The nightingale is still singing, warbles and trills and pipings, eep-eep-eep-eep. Such a loud voice for such a small creature. "It's too big," Nikki hears herself saying; "It's too big."
There's the rustle of Helen's pajamas, and a shift in the scent and the warmth of her as she moves closer, and the feel of her fingers sliding across the skin of Nikki's face to cup her cheek.
Helen's voice deepens, goes even softer, gently starts to pull the scattered shard of Nikki's self into a kind of focus. "What's too big?"
Her eyes still closed, to keep at least one sense quiet, Nikki feels herself make a helpless gesture with her hands. Everything. All of it. But she finds she can't speak. There's a tear sliding down the cheek Helen's touching.
"Shhh." There's Helen's breath, in her ear. "Shh." Helen's finger, brushing the wetness away. "It's alright, love. I'm here."
And she is. Oh, that voice. That voice, and those fingers, that body, righting the world, putting it back into its proper place.
Something shifts, and all of a sudden, Nikki comes back to herself. She's Nikki, she's Nikki Wade, and this is a bench in a garden in London with the open sky above it, and it is cold, and today she was released and she got back Helen, and her friends and her club and her life; and she knows herself again. The trilling of the bird recedes, resumes a normal volume as the world comes back into its proper focus. She reaches over and takes one of Helen's hands (small and warm in hers) and shakes her head and feels an embarrassed smile come across her features, and she opens her eyes and looks up into Helen's (concern and love, radiating even in the dim light of the hallway lamp, spilling out the back door).
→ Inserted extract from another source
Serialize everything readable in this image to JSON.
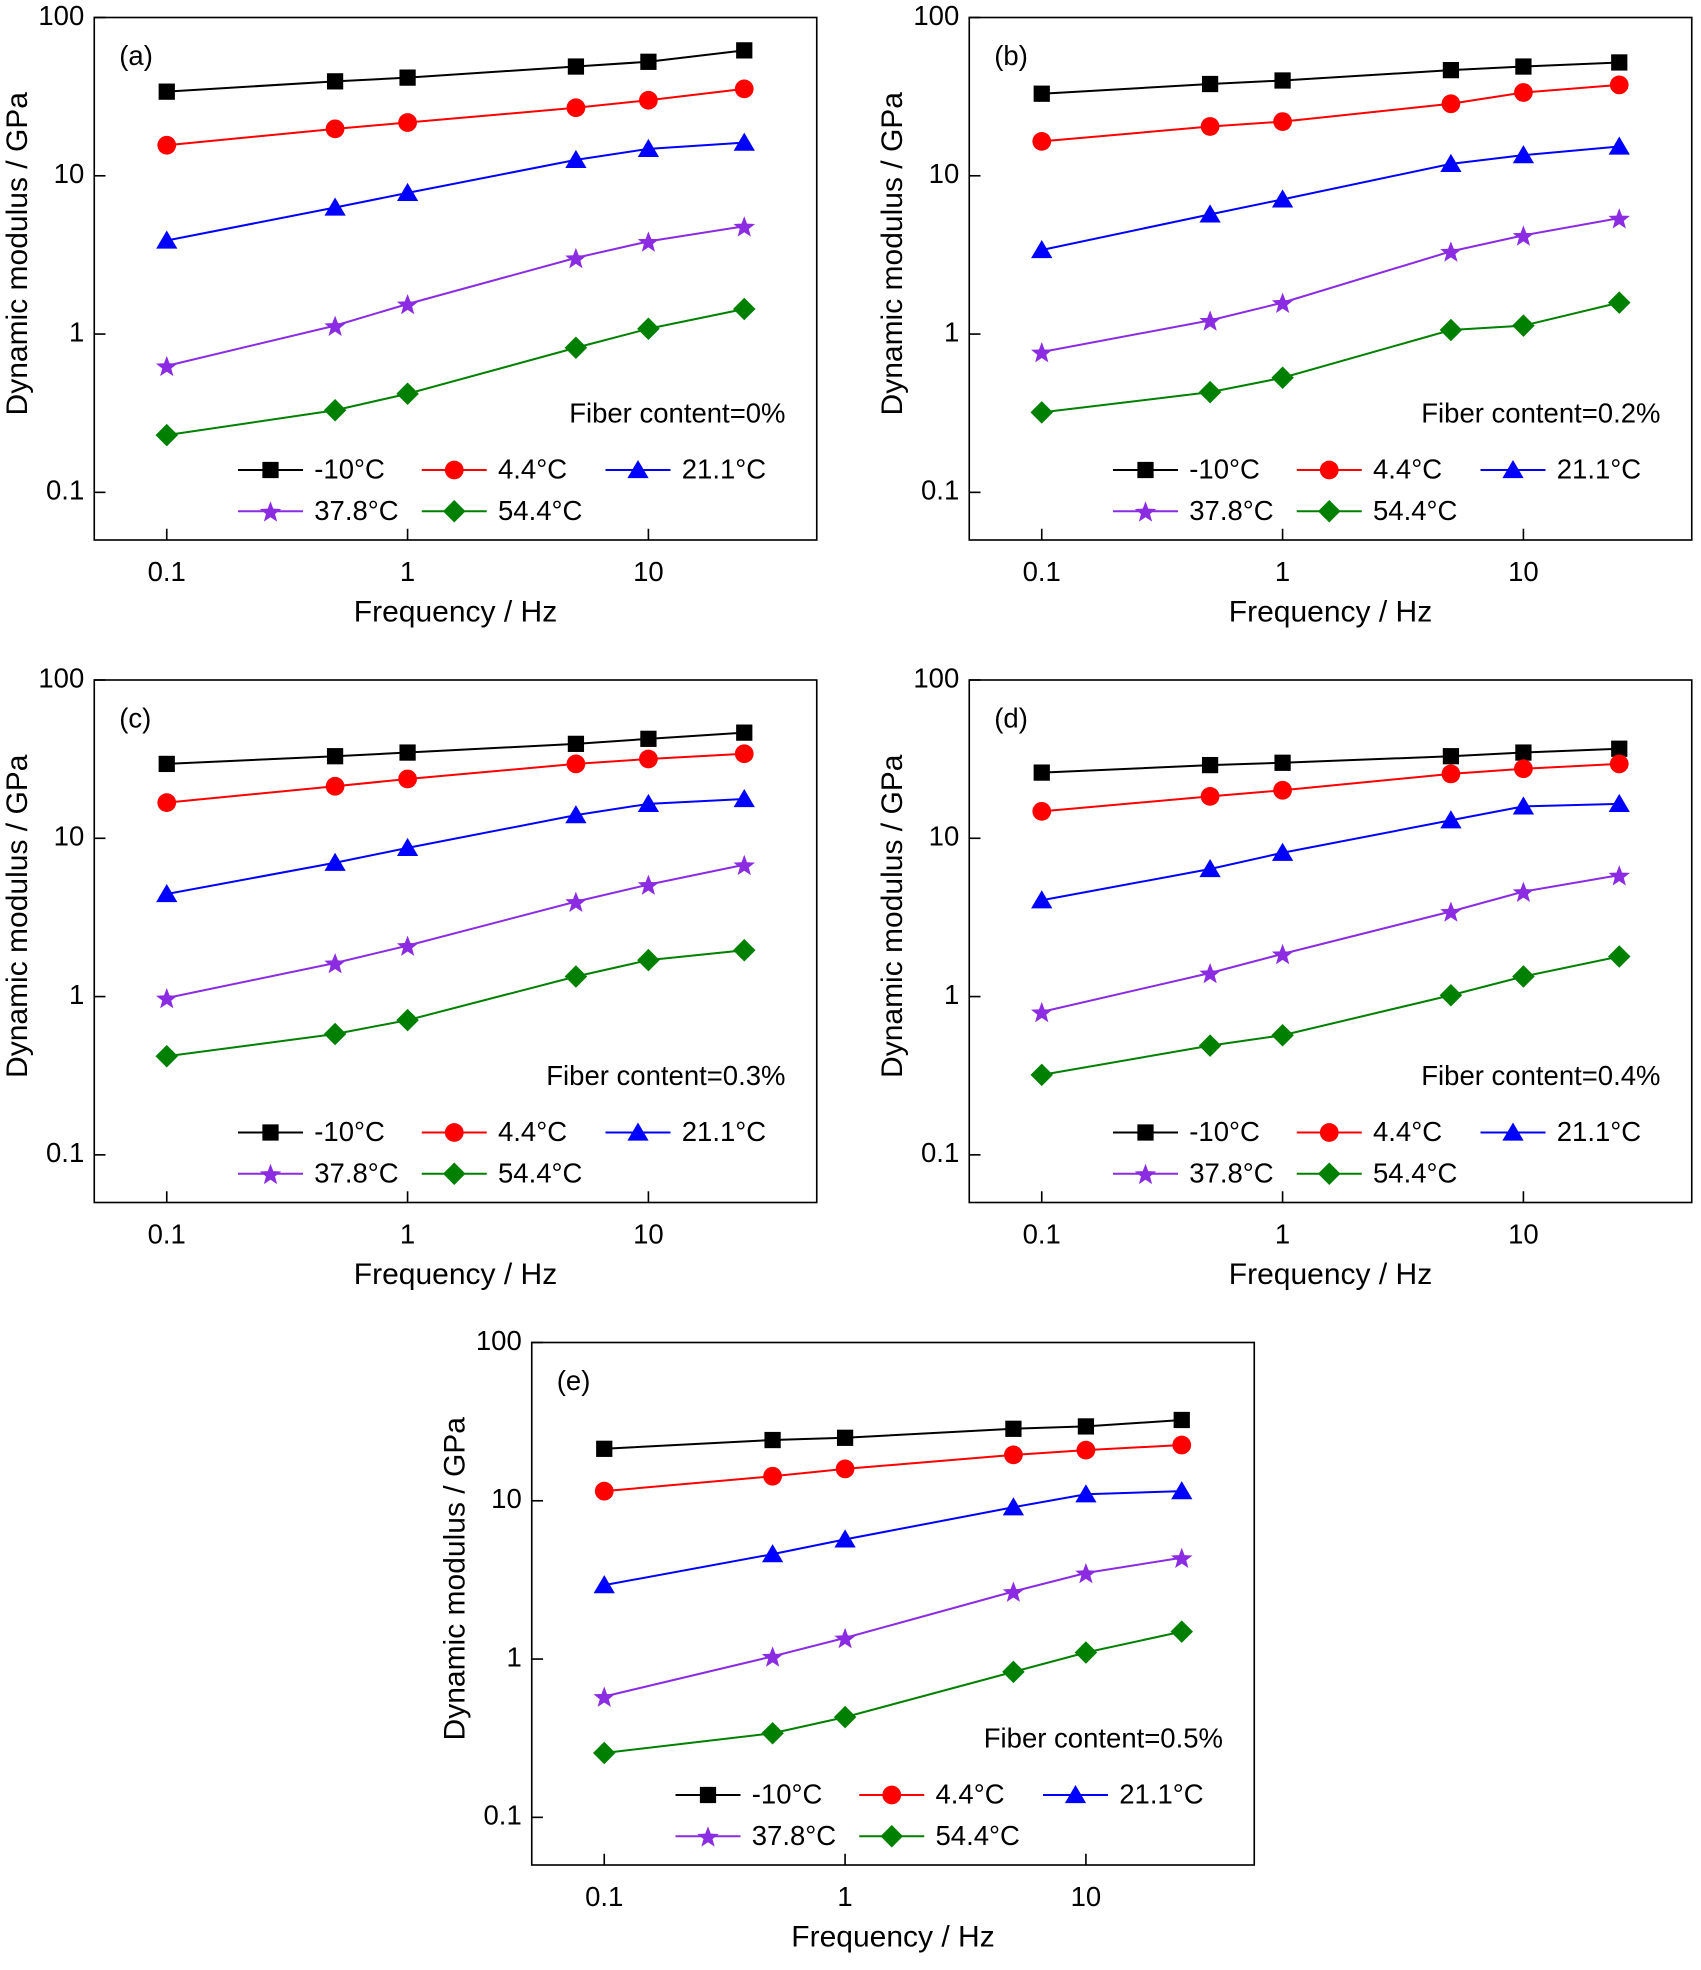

"Sorry," Nikki says, "I woke up and I thought I was back in that place, and—"
Helen waits, but Nikki can't finish because there still aren't really any words, so after a moment Helen leans down again to kiss her temple and tug gently on her fingers. "Come on," she says, and Nikki gets up slowly, joints aching from sitting still so long in the cold. Helen takes her other hand and grimaces briefly at its chill before grinning, a little timidly but still putting on the charm. "I can't possibly sleep properly unless I've got your ice-cold feet in bed with me."
There's an open sky, above. Nikki can feel it. "Didn't know you had a foot fetish," she murmurs back to her lover (with gratitude, at the attempt to lighten the mood, at the offer to banter). Then she lets Helen pull her back into the house, lets Helen lead her once more to the bed, lets Helen (as she has so often, so crucially) move her on into the future.